Help me identify the meaning and origins of this old Netscape t-shirt!
November 24, 2013 8:24 PM   Subscribe

I'm on a major closet-purge (selling off all my old geek t-shirts from the 90's & 2000's), and I uncovered this old "Cypherpunk Policy" Netscape t-shirt that I'm trying to identify the origins of.

Here are photos of the front and back of the shirt:

Front

Back

From the "Cypherpunk Policy" string and references to SSL, LKCS, DES, etc., that this has something to do with Netscape/Mozilla browser encryption parameters in the "about:config" settings page. But I can't seem to figure out what purpose or event this shirt was made for? Perhaps a security, crypto or hacker convention? Or could it be an inside joke shirt made for internal Netscape purposes?

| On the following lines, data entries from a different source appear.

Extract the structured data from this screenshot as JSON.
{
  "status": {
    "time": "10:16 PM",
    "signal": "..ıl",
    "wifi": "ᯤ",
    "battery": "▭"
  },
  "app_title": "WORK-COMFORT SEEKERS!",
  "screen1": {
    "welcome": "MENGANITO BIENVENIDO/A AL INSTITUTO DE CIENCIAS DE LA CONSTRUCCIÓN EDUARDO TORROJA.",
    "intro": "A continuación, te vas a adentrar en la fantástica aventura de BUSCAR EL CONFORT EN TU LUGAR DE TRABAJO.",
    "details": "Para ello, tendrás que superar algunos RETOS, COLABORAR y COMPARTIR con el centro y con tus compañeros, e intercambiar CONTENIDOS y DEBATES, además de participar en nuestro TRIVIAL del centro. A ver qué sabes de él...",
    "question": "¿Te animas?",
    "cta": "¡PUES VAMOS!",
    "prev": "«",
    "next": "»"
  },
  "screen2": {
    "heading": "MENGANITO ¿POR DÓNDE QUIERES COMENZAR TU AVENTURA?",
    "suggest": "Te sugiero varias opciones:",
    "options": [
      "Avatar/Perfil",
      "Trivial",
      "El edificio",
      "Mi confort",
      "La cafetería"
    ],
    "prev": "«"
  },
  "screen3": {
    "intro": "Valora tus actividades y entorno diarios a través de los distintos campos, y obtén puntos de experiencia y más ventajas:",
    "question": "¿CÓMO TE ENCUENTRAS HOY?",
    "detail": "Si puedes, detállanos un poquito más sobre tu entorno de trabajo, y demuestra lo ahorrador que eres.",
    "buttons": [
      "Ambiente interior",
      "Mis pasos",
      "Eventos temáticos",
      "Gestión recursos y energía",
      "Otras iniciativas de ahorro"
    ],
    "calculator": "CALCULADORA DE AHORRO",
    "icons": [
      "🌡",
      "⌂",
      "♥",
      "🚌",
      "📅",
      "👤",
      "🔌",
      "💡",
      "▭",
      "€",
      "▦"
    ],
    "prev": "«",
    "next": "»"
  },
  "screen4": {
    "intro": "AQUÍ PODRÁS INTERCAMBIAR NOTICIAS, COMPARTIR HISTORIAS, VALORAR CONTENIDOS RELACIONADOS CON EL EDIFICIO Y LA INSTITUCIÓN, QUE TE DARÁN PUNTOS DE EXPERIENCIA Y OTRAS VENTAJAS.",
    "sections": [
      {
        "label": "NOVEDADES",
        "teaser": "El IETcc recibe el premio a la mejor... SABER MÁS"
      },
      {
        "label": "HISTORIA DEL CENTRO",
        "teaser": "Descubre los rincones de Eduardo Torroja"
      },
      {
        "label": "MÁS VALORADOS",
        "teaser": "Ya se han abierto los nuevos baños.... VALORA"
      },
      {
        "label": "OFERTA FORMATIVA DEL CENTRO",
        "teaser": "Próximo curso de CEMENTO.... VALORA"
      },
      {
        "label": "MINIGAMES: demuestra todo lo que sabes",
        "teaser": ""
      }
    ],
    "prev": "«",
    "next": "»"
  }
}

The only thing I know about this shirt is that I acquired it either in the late '90s or early 2000's. I Googled for "Netscape" and "Cypherpunk Policy", and came up with only 3 hits that all pointed to a PDF of a Powerpoint presentation on "Session Level Security" by Don Kitchen, in which a slide containing a similar about:config page appears.

Does anyone know who, why or what this shirt was created for?
posted by melorama to Computers & Internet (9 answers total)
 
Early Netscape employee Jamie Zawinski is active online; I would try contacting him. He's a fan of the lazyweb, but this is something he might have firsthand knowledge of.
posted by wnissen at 8:27 PM on November 24, 2013 [1 favorite]


1995 SF story might have a clue.
posted by Ideefixe at 8:30 PM on November 24, 2013


Response by poster: Ideefix:

Yeah, I found that article too. I assume it has something to do with that, but I need to know if this was made for a specific event (hacker con, etc), or if it was an internal Netscape shirt or whatnot.

I'm selling this shirt on eBay, so the more specifics I can get, the better!
posted by melorama at 8:33 PM on November 24, 2013


It looks like the cyphersuites that Netscape was configured to accept by default.

plz give us a link to the eBay page once it's listed
posted by Joe Chip at 8:52 PM on November 24, 2013 [1 favorite]


Joe Chip is right. (I work for Mozilla, but not on Firefox, which was developed from the Netscape code base.) Those are settings in about:config perhaps?

There are a few ex-Netscape staff who might know. I'll ping a few folks and point them here.
posted by gen at 5:55 AM on November 25, 2013 [1 favorite]


Best answer: As Joe Chip says, this is a policy file that configures which encryption algorithms the browser would use to communicate with secure (SSL) servers. This patent has some details about the format of this policy file.

The slides that you mentioned explain that this "Cypherpunk policy" was stronger than default "Export policy." At the time that Netscape was released, the US government banned the export of strong encryption software, so versions of Netscape available outside the US had deliberately weak cryptography. The Cypherpunks at the time were actively fighting against this law (including civil disobedience against it), and this "Cypherpunk policy" was a "contraband" patch to Netscape that would allow it to use strong encryption. You can find some contemporary discussion of these issues from the cypherpunks mailing list archive and the Fortify web site (which I'm amazed is still online).

By the way, similar issues are still relevant more than a decade later. Mozilla's security team recently published their latest proposed changes to browser ciphersuite policies, and around the same time it was revealed that the US government is still working to weaken cryptographic algorithms.
posted by mbrubeck at 8:57 AM on November 25, 2013 [2 favorites]


(D'oh, I got caught up in the background info and forgot to mention that I also work at Mozilla and will see if anyone internal has more specifics on your shirt.)
posted by mbrubeck at 9:03 AM on November 25, 2013


Best answer: This message from R. A. Hettinga says that the shirts were made at the Financial Cryptography 97 (FC97) conference. Possibly related: This workshop at FC97 led by cypherpunk Ian Goldberg who discovered an important vulnerability in Netscape's SSL code.
posted by mbrubeck at 11:02 AM on November 25, 2013


...and this Risks Digest message from Ian Goldberg has details on how he and Fortify both hacked the ciphersuite policy in the "export" version of Netscape to enable strong crypto. So Goldberg was definitely one of the people involved in this hack and might know more about the shirt's creation.

Wired had coverage of FC97, though it didn't mention Goldberg's workshop or the Netscape shirts.